Cleaning Out The Closet: Minister Of The Interior’s Redefinition Of A Musician
Guitarist, composer, and now bedroom producer, Samar Grewal, grew up being the kind of teenager that had a nervous energy about him. One that manifested itself as head-bobs and foot-taps – following rhythms and keeping time. Samar recently explored the idea of laying down these rhythms as scratches for half formed beats. By his own count, there are probably a few hundred licks, riffs, beats and outlines of what could possibly become songs: “I’ve been crawling inch by inch over dozens of little ideas over this period,” he says, “but I never had the belief or the discipline to develop these. Only the dumb desire.” Samar’s primary songwriting exercises over the last ten years have been scoring for theatre, dance, and the occasional short film. Any music created over this time came in little spurts, as undeveloped ideas that have, until recently, resided in a large pile of hard discs; a habit he calls a “crutch for his underdeveloped sense of self.”
It was inevitable that Samar’s solo project would be a cathartic, and perhaps, liberating experience. The new album, or collection, came to fruition as a result of this intrinsic struggle and coincided with a massively important life experience. “I’m about to become a father in a few weeks and it struck me troublingly not that long ago,” he says, “that this kind of person will not make a very good figure for a child to emulate, because that is what children do.” It’s an event that pushed Samar into moulding the little bits of music he had collected, into a project. The result is a three-volume album that is nothing short of a sonic treat. ‘Sounds are waking dreams to guide us in a sleeping world’, is an anthology of familiar lo-fi chill-hop, and innovative grooves that are split into three “mini albums”. Samar uses a variety of watery synth sounds and ambient samples (both field recordings and electronic) laid on top of catatonic beats, to create an extremely laid back and smooth sound for the record – simultaneously showcasing a vast reserve of musical influences.
Minister of the Interior – Samar’s moniker for the new project – swims in a realm concurrent with ambient music, smooth jazz and chill-hop beats – the kind that are now synonymous with Japan’s underground electro hip-hop movement. The album is almost an ode to the variety of music styles that Samar has spent a lifetime listening to, and shies away from coining itself as any one in particular. “I tire easily of genre exercises” Samar exclaims, “when I’ve done a bit of time away after the creation, it sounds to me like I made a khichdi of source code, old dream, RAM, and mood of the day.”
As a composer, this is the first time in a decade that Samar’s had the opportunity to write music freely, and not abide by any brief.
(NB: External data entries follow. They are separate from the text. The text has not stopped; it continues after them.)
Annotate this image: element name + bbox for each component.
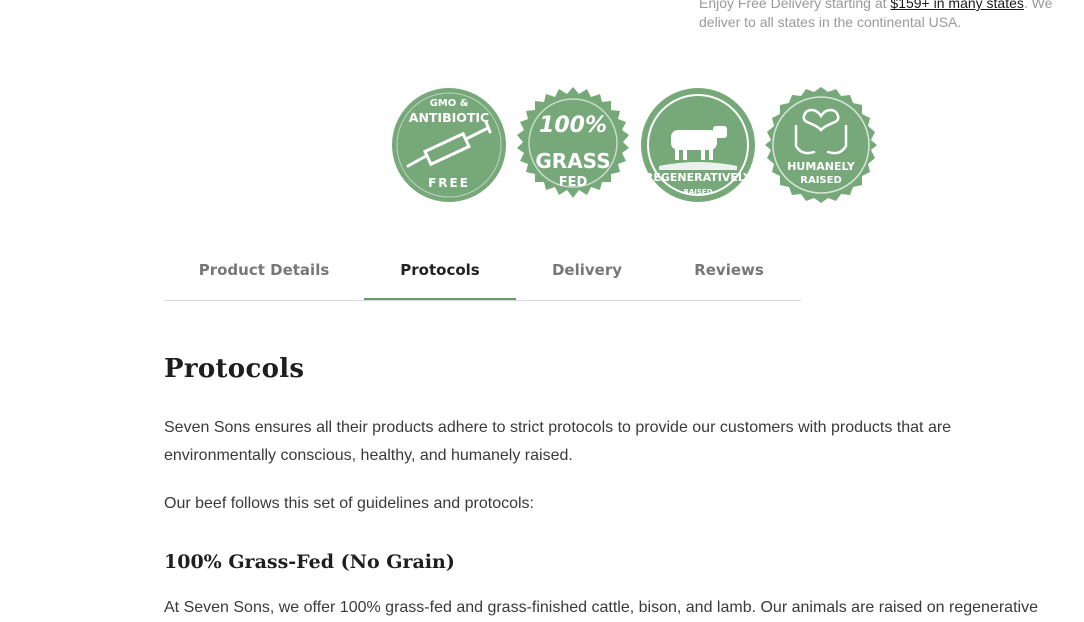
delivery-states-link[interactable]: $159+ in many states <box>890 0 1023 11</box>
grass-fed-heading: 100% Grass-Fed (No Grain) <box>164 551 455 573</box>
grass-badge-mid: GRASS <box>535 149 610 173</box>
regeneratively-raised-badge: REGENERATIVELY RAISED <box>639 86 757 204</box>
section-title: Protocols <box>164 354 305 384</box>
tab-reviews[interactable]: Reviews <box>658 248 800 300</box>
gmo-badge-top: GMO & <box>430 98 469 109</box>
tab-protocols[interactable]: Protocols <box>364 248 516 300</box>
regen-badge-sub: RAISED <box>683 188 712 196</box>
delivery-note-prefix: Enjoy Free Delivery starting at <box>699 0 891 11</box>
regen-badge-main: REGENERATIVELY <box>645 171 752 184</box>
intro-paragraph: Seven Sons ensures all their products ad… <box>164 419 952 464</box>
tab-delivery[interactable]: Delivery <box>516 248 658 300</box>
humane-badge-main: HUMANELY <box>787 160 856 173</box>
tab-product-details[interactable]: Product Details <box>164 248 364 300</box>
grass-badge-bottom: FED <box>559 175 588 190</box>
certification-badges: GMO & ANTIBIOTIC FREE 100% GRASS FED REG… <box>388 86 880 204</box>
gmo-antibiotic-free-badge: GMO & ANTIBIOTIC FREE <box>390 86 508 204</box>
guidelines-paragraph: Our beef follows this set of guidelines … <box>164 495 534 512</box>
product-tabs: Product Details Protocols Delivery Revie… <box>164 248 801 301</box>
gmo-badge-bottom: FREE <box>428 176 470 190</box>
gmo-badge-mid: ANTIBIOTIC <box>409 110 489 125</box>
grass-fed-paragraph: At Seven Sons, we offer 100% grass-fed a… <box>164 599 1038 616</box>
humanely-raised-badge: HUMANELY RAISED <box>762 86 880 204</box>
grass-fed-badge: 100% GRASS FED <box>514 86 632 204</box>
delivery-note: Enjoy Free Delivery starting at $159+ in… <box>699 0 1079 32</box>
humane-badge-sub: RAISED <box>800 175 842 186</box>
grass-badge-top: 100% <box>539 113 607 138</box>
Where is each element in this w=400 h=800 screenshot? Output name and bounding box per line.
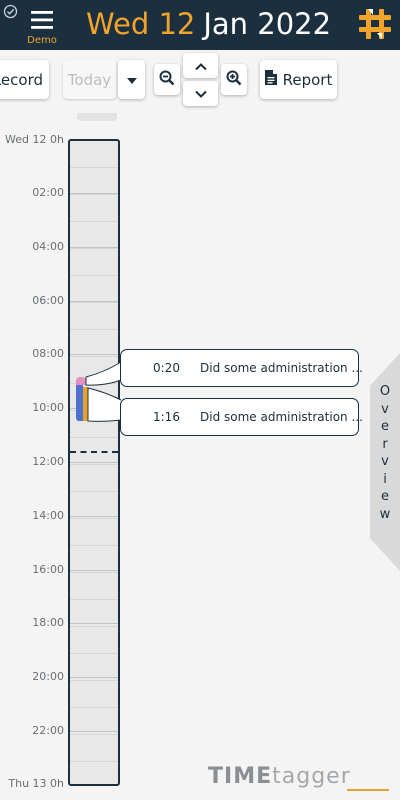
brand-time: TIME <box>208 764 273 789</box>
overview-letter: r <box>382 436 388 452</box>
overview-letter: O <box>379 384 391 399</box>
record-card[interactable]: 1:16 Did some administration ... <box>120 398 363 436</box>
overview-letter: i <box>383 471 387 487</box>
overview-letter: v <box>381 454 389 469</box>
record-duration: 1:16 <box>153 410 180 424</box>
overview-label: Overview <box>378 383 392 523</box>
record-card[interactable]: 0:20 Did some administration ... <box>120 349 363 387</box>
brand-wordmark: TIMEtagger <box>208 764 351 789</box>
overview-letter: e <box>381 419 389 434</box>
brand-tagger: tagger <box>272 764 351 789</box>
overview-letter: w <box>379 506 391 522</box>
overview-letter: v <box>381 401 389 417</box>
record-description: Did some administration ... <box>200 361 363 375</box>
brand-underline <box>347 789 389 791</box>
overview-letter: e <box>381 489 389 504</box>
record-duration: 0:20 <box>153 361 180 375</box>
record-description: Did some administration ... <box>200 410 363 424</box>
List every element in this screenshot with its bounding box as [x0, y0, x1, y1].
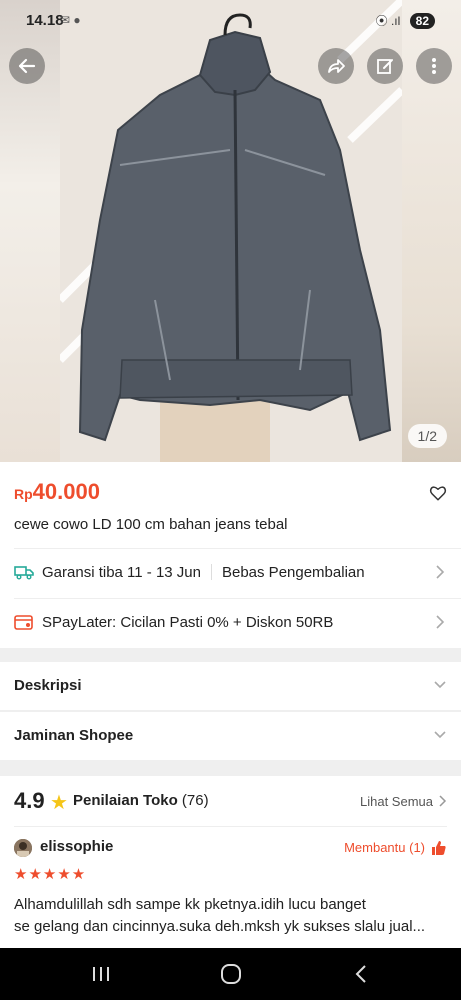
favorite-button[interactable]	[429, 484, 447, 507]
truck-icon	[14, 564, 38, 580]
home-icon	[221, 964, 241, 984]
chevron-right-icon	[436, 615, 445, 629]
product-image-gallery[interactable]: 14.18 ✉ ● ⦿ .ıl 82 1/2	[0, 0, 461, 462]
product-title: cewe cowo LD 100 cm bahan jeans tebal	[14, 516, 288, 533]
star-icon: ★	[50, 792, 68, 814]
share-button[interactable]	[318, 48, 354, 84]
back-chevron-icon	[355, 965, 366, 983]
home-button[interactable]	[216, 962, 246, 986]
battery-indicator: 82	[409, 13, 435, 29]
guarantee-label: Jaminan Shopee	[14, 727, 134, 744]
description-accordion[interactable]: Deskripsi	[0, 662, 461, 710]
helpful-button[interactable]: Membantu (1)	[344, 840, 425, 855]
rating-value: 4.9	[14, 788, 45, 813]
paylater-icon	[14, 613, 38, 631]
guarantee-accordion[interactable]: Jaminan Shopee	[0, 712, 461, 760]
chevron-right-icon	[439, 795, 447, 807]
review-text: Alhamdulillah sdh sampe kk pketnya.idih …	[14, 894, 446, 938]
rating-label: Penilaian Toko (76)	[73, 792, 209, 809]
status-time: 14.18	[26, 12, 64, 29]
back-button[interactable]	[9, 48, 45, 84]
reviews-section: 4.9 ★ Penilaian Toko (76) Lihat Semua el…	[0, 776, 461, 948]
price-amount: 40.000	[32, 479, 100, 504]
more-button[interactable]	[416, 48, 452, 84]
shipping-guarantee: Garansi tiba 11 - 13 Jun	[42, 563, 201, 581]
shipping-row[interactable]: Garansi tiba 11 - 13 Jun Bebas Pengembal…	[0, 548, 461, 596]
review-stars: ★★★★★	[14, 866, 87, 883]
image-page-counter: 1/2	[407, 424, 447, 448]
review-username: elissophie	[40, 838, 114, 855]
rating-count: (76)	[181, 792, 209, 809]
thumbs-up-icon[interactable]	[431, 840, 447, 856]
recent-apps-button[interactable]	[86, 962, 116, 986]
separator	[210, 564, 212, 580]
avatar[interactable]	[14, 839, 32, 857]
signal-icon: ⦿ .ıl	[375, 14, 401, 28]
divider	[14, 826, 447, 827]
heart-icon	[429, 486, 447, 501]
share-icon	[328, 59, 345, 73]
notification-icons: ✉ ●	[60, 13, 81, 27]
paylater-row[interactable]: SPayLater: Cicilan Pasti 0% + Diskon 50R…	[0, 598, 461, 646]
chevron-right-icon	[436, 565, 445, 579]
edit-icon	[377, 59, 393, 74]
status-bar: 14.18 ✉ ● ⦿ .ıl 82	[0, 0, 461, 40]
edit-button[interactable]	[367, 48, 403, 84]
price-currency: Rp	[14, 486, 33, 502]
system-back-button[interactable]	[346, 962, 376, 986]
status-right: ⦿ .ıl 82	[376, 12, 435, 29]
review-line-1: Alhamdulillah sdh sampe kk pketnya.idih …	[14, 896, 366, 913]
description-label: Deskripsi	[14, 677, 82, 694]
chevron-down-icon	[434, 681, 446, 689]
return-policy: Bebas Pengembalian	[221, 563, 365, 581]
product-info-section: Rp40.000 cewe cowo LD 100 cm bahan jeans…	[0, 462, 461, 648]
product-price: Rp40.000	[14, 479, 100, 505]
arrow-left-icon	[18, 58, 36, 74]
see-all-link[interactable]: Lihat Semua	[360, 794, 433, 809]
review-line-2: se gelang dan cincinnya.suka deh.mksh yk…	[14, 918, 426, 935]
rating-title: Penilaian Toko	[73, 792, 178, 809]
recent-apps-icon	[93, 967, 109, 981]
system-navigation-bar	[0, 948, 461, 1000]
more-vertical-icon	[432, 58, 436, 74]
chevron-down-icon	[434, 731, 446, 739]
paylater-text: SPayLater: Cicilan Pasti 0% + Diskon 50R…	[42, 613, 334, 631]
Having taken time off from playing lead guitar for Delhi/Bangalore-based lofi punk outfit Hoirong (due to certain insurmountable personal struggles), he has ventured into a territory of songwriting that, though not completely unfamiliar, is certainly challenging. It’s rare for Samar to finish songs while at a desk and the majority of writing happens when he records found sounds, or whistled, hummed, and tapped motifs, on his phone microphone. Between this, and the doodling he does on his guitar, Samar explains his current songwriting manner as one that he had to gradually get comfortable with. “I usually get usable ideas when it is inconvenient to commit to them,” he says. “In fact, with the guitars too, I’ve noticed I have the bad habit of never being plugged-in when I’m playing by myself. It feels unnatural.” As a result Samar’s songwriting comes to him at odd times; “A lot while traveling, or driving. Often while drifting into sleep.”
Samar for now seems to not be focused on anything other than the immediate future, which holds the release of the third instalment of ‘Sounds are waking dreams to guide us in a sleeping world’ due later this week, and a series of short videos to accompany the music. But, beyond that Samar seems slightly assured by the bank of scratches that he’s collected. There seems to be a steady focus on creating a lot more music over the next year. “Little snippets of this, that and the other have been my building blocks,” he says, “and I’m content to keep moulding them into tunes. If this stream abates, I’ll have to think of some other useful thing to do with myself.”